The agency performance updates will be made available on the public website of each of the 23 agencies, as well as on the Office of Management and Budget website, comparing actual performance results with the established goals. In addition, the agency is obligated to update its strategic plan every four years and cover a period of no less than four years ahead.
For practical reasons, the focus here will be on the performance report of the Department of Justice. A set of three FY 2014-2015 strategic goals were developed in alignment with the FY 2014-2018 strategic plan.

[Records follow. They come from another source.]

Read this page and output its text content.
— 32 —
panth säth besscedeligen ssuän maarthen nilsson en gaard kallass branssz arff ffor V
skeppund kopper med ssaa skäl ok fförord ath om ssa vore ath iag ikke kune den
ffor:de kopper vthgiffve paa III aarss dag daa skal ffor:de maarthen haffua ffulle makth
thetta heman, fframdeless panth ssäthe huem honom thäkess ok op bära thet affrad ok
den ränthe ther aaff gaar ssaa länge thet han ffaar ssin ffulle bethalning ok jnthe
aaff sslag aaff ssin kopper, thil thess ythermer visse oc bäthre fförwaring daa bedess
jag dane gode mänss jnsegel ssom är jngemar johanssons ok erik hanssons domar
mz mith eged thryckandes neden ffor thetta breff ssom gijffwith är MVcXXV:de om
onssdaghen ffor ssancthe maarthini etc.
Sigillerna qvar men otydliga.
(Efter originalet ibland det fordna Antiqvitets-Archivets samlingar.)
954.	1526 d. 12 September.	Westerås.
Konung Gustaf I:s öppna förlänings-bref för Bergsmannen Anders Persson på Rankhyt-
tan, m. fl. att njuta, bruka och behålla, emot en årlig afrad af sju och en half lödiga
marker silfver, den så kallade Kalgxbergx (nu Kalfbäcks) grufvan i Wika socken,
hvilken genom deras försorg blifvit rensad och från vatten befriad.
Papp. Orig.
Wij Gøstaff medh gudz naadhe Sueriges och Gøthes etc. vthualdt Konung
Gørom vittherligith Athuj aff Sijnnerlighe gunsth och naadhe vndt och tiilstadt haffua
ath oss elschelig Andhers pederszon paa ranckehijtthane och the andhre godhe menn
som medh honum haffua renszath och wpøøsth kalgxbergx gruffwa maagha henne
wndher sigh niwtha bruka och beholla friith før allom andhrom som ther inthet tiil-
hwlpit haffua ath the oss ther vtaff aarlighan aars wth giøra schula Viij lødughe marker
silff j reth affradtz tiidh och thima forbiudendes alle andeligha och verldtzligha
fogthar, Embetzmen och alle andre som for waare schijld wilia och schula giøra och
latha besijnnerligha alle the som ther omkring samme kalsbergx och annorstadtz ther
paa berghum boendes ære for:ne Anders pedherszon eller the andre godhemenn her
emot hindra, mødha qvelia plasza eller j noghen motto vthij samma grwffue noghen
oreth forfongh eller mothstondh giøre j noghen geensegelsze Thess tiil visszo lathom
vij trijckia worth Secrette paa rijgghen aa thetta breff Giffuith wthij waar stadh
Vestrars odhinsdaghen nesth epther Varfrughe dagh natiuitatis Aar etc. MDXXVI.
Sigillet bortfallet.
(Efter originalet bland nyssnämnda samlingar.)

The strategic goals stated in the annual performance report are as follows:
- “Strategic Goal 1, National security: Protect the Americans from terrorism and other threats to national security, including cyber security threats”
- “Strategic Goal 2, Violent Crime: Protect our communities by reducing gun violence using smart prevention and investigative strategies in order to prevent violent acts from occurring”
- “Strategic Goal 3, Financial and Healthcare Fraud: Reduce financial and healthcare fraud”
The net costs for achieving the measures in FY 2014 were $12.629.456, a decrease of 0.54% in comparison to FY 2013. However, in the figures below we can see that the achievement percentage also dropped, in FY 2014 the department managing to achieve only 80% of its key performance measures, in comparison to 85% in FY 2013.
Status of strategic goals
Looking at the first goal’s performance results, it is visible from the start that the targets of objectives 1.1 and 1.4 are greatly surpassed, but the department did not succeed in reducing terrorism disruption and the number of computer intrusions. After seeing these findings, the FBI has taken the initiative to prioritize specialized training sessions for their agents to ensure a skilled workforce. Moreover, the FBI has also taken steps to streamline the information chain between themselves, their partners and stakeholders, through their information sharing platform – Guardian.
In addition, for the achievement of objective 1.4, the department will collaborate together with private sector companies, to gather and share threat-related information. For FY 2015 and 2016, the targets have been adjusted to 500 instead of 100, by taking into account the actual results of FY 2014.
Contrary to the first goal’s results, the performance of their second goal paints a better picture, as all targets are reached. Furthermore, as a result of the increased number of records submitted to the National Criminal Background Chick System (NICS) Index, 87.160 individuals were denied firearms.
Progress was made in FY2014 to reduce the number of financial and healthcare frauds, some of which were pending for 2 years. Pending investigations were reduced by 7% from 5.075 to 4.753.
This is due to the fact that the United States Attorneys’ Office paid more attention to cases of fraud which were up and waiting for more than 2 years. Additionally, in collaboration with Johnson & Johnson and its subsidiaries, the department invested more than $ 2.2 billion to resolve civil or criminal involvement in cases of unapproved use of prescription drugs and healthcare bribery.